The function \(y = f(x)=\cos(\pi x)+\ln(x)\) is continuous on the interval \((1,e)\) (because \(y = \cos(\pi x)\) and \(y=\ln(x)\) are both continuous on \((1,e)\)). Since \(f(1)<0\) and \(f(e)\geqslant0\), by the Intermediate - Value Theorem, which states that if \(y = f(x)\) is continuous on a closed interval \([a,b]\) and \(k\) is a number between \(f(a)\) and \(f(b)\), then there exists at least one number \(c\in(a,b)\) such that \(f(c)=k\).

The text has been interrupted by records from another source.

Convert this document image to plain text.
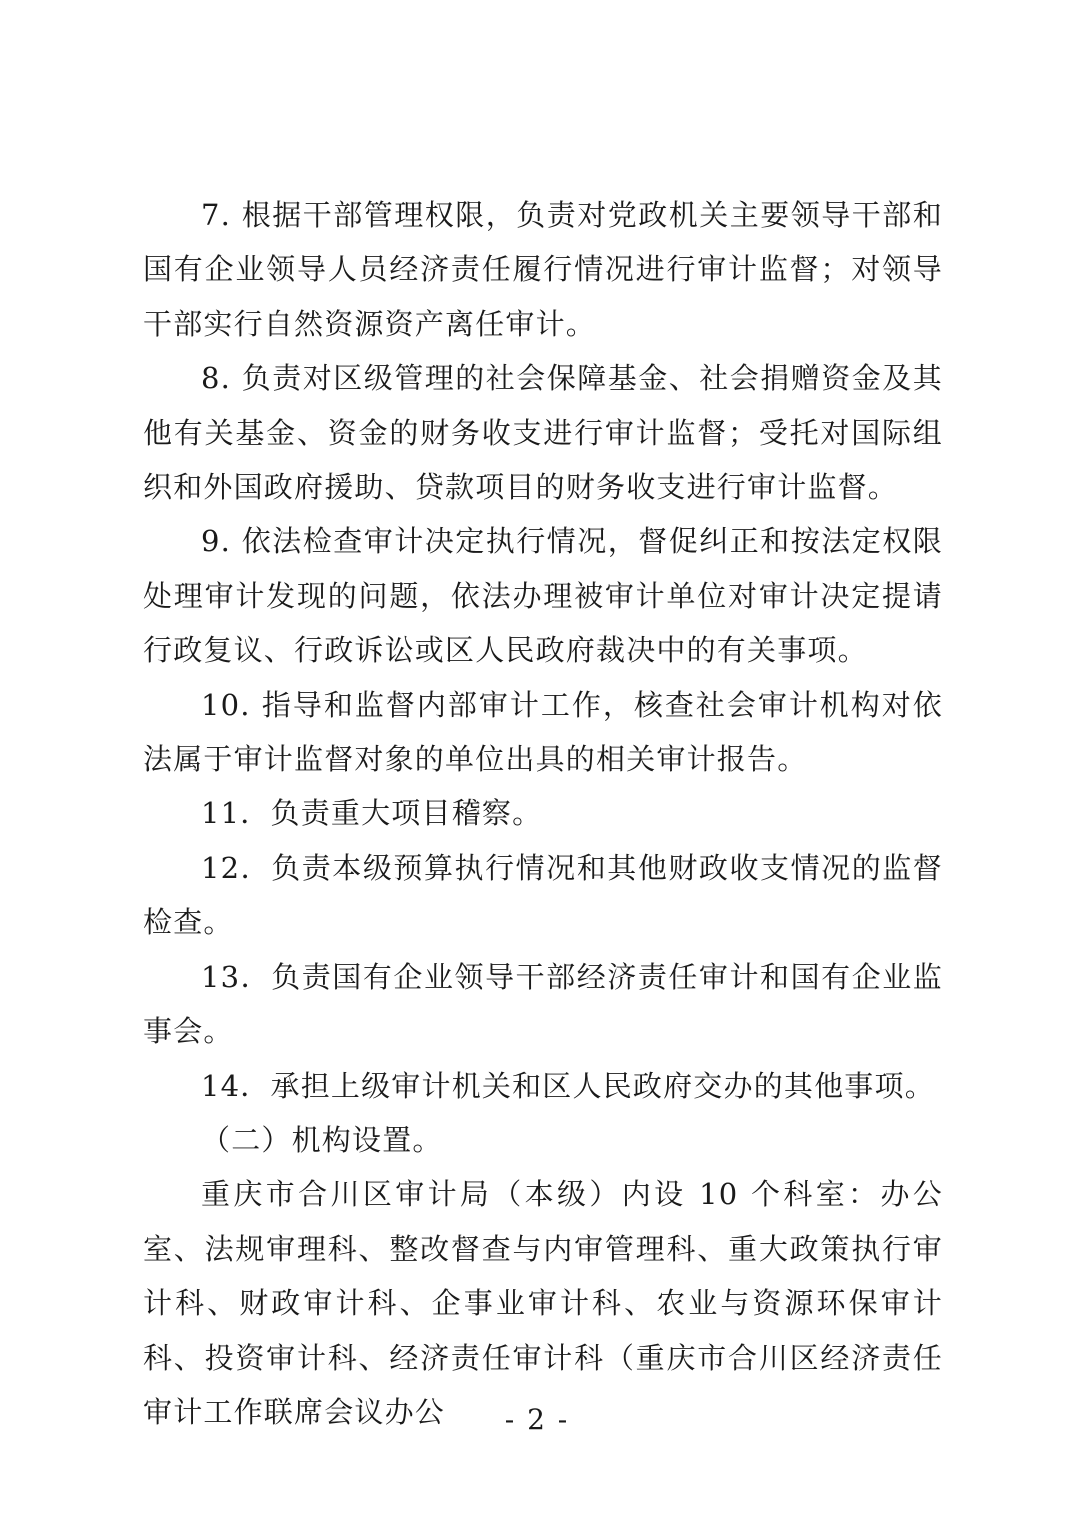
7. 根据干部管理权限，负责对党政机关主要领导干部和国有企业领导人员经济责任履行情况进行审计监督；对领导干部实行自然资源资产离任审计。

8. 负责对区级管理的社会保障基金、社会捐赠资金及其他有关基金、资金的财务收支进行审计监督；受托对国际组织和外国政府援助、贷款项目的财务收支进行审计监督。

9. 依法检查审计决定执行情况，督促纠正和按法定权限处理审计发现的问题，依法办理被审计单位对审计决定提请行政复议、行政诉讼或区人民政府裁决中的有关事项。

10. 指导和监督内部审计工作，核查社会审计机构对依法属于审计监督对象的单位出具的相关审计报告。

11．负责重大项目稽察。

12．负责本级预算执行情况和其他财政收支情况的监督检查。

13．负责国有企业领导干部经济责任审计和国有企业监事会。

14．承担上级审计机关和区人民政府交办的其他事项。

（二）机构设置。

重庆市合川区审计局（本级）内设 10 个科室：办公室、法规审理科、整改督查与内审管理科、重大政策执行审计科、财政审计科、企事业审计科、农业与资源环保审计科、投资审计科、经济责任审计科（重庆市合川区经济责任审计工作联席会议办公	- 2 -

In the case of \(k = 0\), since \(0\) is between \(f(1)\) and \(f(e)\), there exists at least one \(c\in(1,e)\) such that \(f(c)=0\).

Answer:

The equation \(f(x)=\cos(\pi x)+\ln(x)=0\) has at least one real - solution because the function \(f(x)\) is continuous on an appropriate interval (e.g., \((1,e)\)) and \(f(x)\) takes on values of opposite signs at the endpoints of that interval, so by the Intermediate - Value Theorem, there is a point \(c\) in the interval where \(f(c)=0\).